Schneider Electric’s Copilot: LLM technology to help businesses advance sustainability data

The updated framework coincides with Schneider Electric’s launch of the EcoStruxure Resource Advisor Copilot - a conversational AI tool designed to help business leaders interact with their enterprise energy and sustainability data.

In aiming to make energy smarter through digital innovation, the company used LLMs to build a secure Copilot that will equip energy and sustainability teams with enhanced data analysis, visualisation, decision support and performance optimisation. In addition, it will offer the ability to seamlessly process intricate industry knowledge and Resource Advisor system information. 

General availability of the solution is expected to occur in late 2023 or early 2024.

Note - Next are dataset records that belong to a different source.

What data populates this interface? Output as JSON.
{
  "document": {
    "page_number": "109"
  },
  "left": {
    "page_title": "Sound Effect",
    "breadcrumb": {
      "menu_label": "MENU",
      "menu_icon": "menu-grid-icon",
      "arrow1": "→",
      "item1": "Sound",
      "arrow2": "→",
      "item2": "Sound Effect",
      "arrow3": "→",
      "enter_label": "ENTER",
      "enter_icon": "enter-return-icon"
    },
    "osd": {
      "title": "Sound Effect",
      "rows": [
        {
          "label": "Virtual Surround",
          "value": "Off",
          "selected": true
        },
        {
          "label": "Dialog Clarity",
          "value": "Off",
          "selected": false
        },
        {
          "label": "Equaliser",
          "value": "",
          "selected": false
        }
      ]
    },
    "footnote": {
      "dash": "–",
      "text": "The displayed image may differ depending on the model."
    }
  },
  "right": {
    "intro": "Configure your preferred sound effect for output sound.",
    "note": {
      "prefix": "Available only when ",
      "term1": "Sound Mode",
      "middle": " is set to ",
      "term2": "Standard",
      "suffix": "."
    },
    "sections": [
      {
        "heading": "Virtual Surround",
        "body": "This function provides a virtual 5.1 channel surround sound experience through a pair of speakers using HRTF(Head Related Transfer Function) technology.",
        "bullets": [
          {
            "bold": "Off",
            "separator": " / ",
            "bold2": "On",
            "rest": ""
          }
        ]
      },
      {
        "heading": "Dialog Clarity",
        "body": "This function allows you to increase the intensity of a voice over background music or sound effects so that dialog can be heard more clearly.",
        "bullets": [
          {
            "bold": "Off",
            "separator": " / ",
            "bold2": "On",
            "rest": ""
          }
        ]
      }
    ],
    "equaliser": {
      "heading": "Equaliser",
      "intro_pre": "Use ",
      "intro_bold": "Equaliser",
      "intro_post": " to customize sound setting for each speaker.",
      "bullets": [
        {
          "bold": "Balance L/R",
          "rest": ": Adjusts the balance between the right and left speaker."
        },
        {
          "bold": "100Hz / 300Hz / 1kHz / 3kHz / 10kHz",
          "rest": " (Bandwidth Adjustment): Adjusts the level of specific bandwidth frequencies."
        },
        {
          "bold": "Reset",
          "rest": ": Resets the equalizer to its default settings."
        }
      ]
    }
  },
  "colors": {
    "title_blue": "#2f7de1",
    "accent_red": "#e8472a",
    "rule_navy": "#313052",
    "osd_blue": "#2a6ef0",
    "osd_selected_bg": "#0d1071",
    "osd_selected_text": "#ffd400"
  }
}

“Data centre operators are using a variety of different metrics making it harder to compare and benchmark sustainability progress and performance,” said Pankaj Sharma, Executive VP, Secure Power Division and Data Centre Business at Schneider Electric. “We need a standardised data-driven approach to align on where to improve and what to prioritise, as well as ways to identify and root out organisational reporting discrepancies in order to meet the expectations of stakeholders and governmental pledges.” 

He continues: “Through more credible and comparable data, we will be able to establish industry benchmarks for others to make valuable environmental changes. Without a unilateral approach to reporting, data centre organisations are at risk of losing vital time and efforts as regulatory requirements continue to grow in importance. 

“As a sign of our commitment to leading the data centre industry on sustainability initiatives, and in response to requests from our customers, we revised our original framework updating it with a newer set of metrics for organisations to progress their reporting.”